Abstract

We determined pulmonary oxygen consumption (VO2lung) in low-birthweight infants with acute lung disease to help explain the greater whole-body oxygen consumption (VO2wb) in these infants with than in those without lung disease. Eleven infants (birth weight 1,076+/-364 g; gestational age 28+/-3 weeks) undergoing mechanical ventilation for respiratory distress syndrome were studied in their first week of life. We measured VO2wb by indirect calorimetry and simultaneously determined systemic oxygen uptake (VO2Fick) as the product of cardiac output (echocardiography) and the arterial-mixed venous oxygen content difference (cooximetry) assuming that VO2wb-VO2Fick accounts for VO2lung. Right atrial blood samples were used to determine mixed venous oxygenation, and infants were excluded if samples returned saturations greater than 89%. VO2lung was 1.92+/-1.74 ml x kg(-1) x min(-1), representing 25% of their VO2wb (7.58+/-1.48 ml x kg(-1) x min(-1)).

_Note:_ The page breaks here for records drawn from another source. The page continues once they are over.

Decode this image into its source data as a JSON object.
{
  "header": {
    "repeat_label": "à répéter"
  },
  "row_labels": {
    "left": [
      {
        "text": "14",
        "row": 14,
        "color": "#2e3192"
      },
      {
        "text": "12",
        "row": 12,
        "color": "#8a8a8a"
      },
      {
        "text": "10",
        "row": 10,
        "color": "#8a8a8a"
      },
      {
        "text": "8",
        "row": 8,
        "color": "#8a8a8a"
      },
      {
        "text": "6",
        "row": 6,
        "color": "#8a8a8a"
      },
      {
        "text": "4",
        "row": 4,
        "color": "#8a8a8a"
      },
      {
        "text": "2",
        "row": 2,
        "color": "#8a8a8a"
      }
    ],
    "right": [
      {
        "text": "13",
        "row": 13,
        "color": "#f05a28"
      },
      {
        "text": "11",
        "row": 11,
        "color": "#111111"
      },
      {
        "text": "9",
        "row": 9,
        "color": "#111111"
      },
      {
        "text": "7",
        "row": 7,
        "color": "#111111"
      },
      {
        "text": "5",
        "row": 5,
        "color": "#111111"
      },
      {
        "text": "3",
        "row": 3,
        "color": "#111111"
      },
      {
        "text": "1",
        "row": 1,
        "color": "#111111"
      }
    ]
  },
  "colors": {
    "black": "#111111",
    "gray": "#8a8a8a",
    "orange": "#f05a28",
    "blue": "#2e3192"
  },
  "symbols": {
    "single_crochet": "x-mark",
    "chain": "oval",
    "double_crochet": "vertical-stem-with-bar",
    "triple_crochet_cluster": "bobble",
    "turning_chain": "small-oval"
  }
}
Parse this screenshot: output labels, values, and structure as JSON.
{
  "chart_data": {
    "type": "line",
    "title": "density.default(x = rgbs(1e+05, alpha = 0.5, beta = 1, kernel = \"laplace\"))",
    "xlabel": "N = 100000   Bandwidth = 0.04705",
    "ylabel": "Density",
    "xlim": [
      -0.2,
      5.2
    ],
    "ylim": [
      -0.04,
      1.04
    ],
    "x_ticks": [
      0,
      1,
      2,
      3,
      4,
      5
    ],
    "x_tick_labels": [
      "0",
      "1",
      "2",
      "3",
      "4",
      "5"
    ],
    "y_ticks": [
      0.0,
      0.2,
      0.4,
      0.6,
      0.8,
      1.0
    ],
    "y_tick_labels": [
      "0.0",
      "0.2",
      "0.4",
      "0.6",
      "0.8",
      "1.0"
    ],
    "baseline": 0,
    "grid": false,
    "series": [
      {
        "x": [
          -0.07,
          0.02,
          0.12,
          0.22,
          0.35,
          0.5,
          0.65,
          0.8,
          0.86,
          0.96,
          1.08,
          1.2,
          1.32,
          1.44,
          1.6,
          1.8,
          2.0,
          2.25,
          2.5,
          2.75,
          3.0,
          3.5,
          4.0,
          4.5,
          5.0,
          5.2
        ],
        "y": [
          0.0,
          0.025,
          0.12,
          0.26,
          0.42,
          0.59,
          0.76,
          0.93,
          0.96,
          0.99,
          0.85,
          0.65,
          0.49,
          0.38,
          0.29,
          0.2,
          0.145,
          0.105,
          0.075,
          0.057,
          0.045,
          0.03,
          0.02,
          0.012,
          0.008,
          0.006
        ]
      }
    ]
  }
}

VO2lung was not correlated with clinical measures of acute disease severity. However, infants with the most severe changes on follow-up radiography (Edwards score 5 as assessed by radiologist blinded for VO2 data) all had a VO2lung level greater than 2.0 ml x kg(-1) x min(-1). VO2lung can account for the elevated metabolic rate in low-birthweight infants with lung injury. We speculate that this reflects in part inflammatory pulmonary processes and may herald chronic lung disease.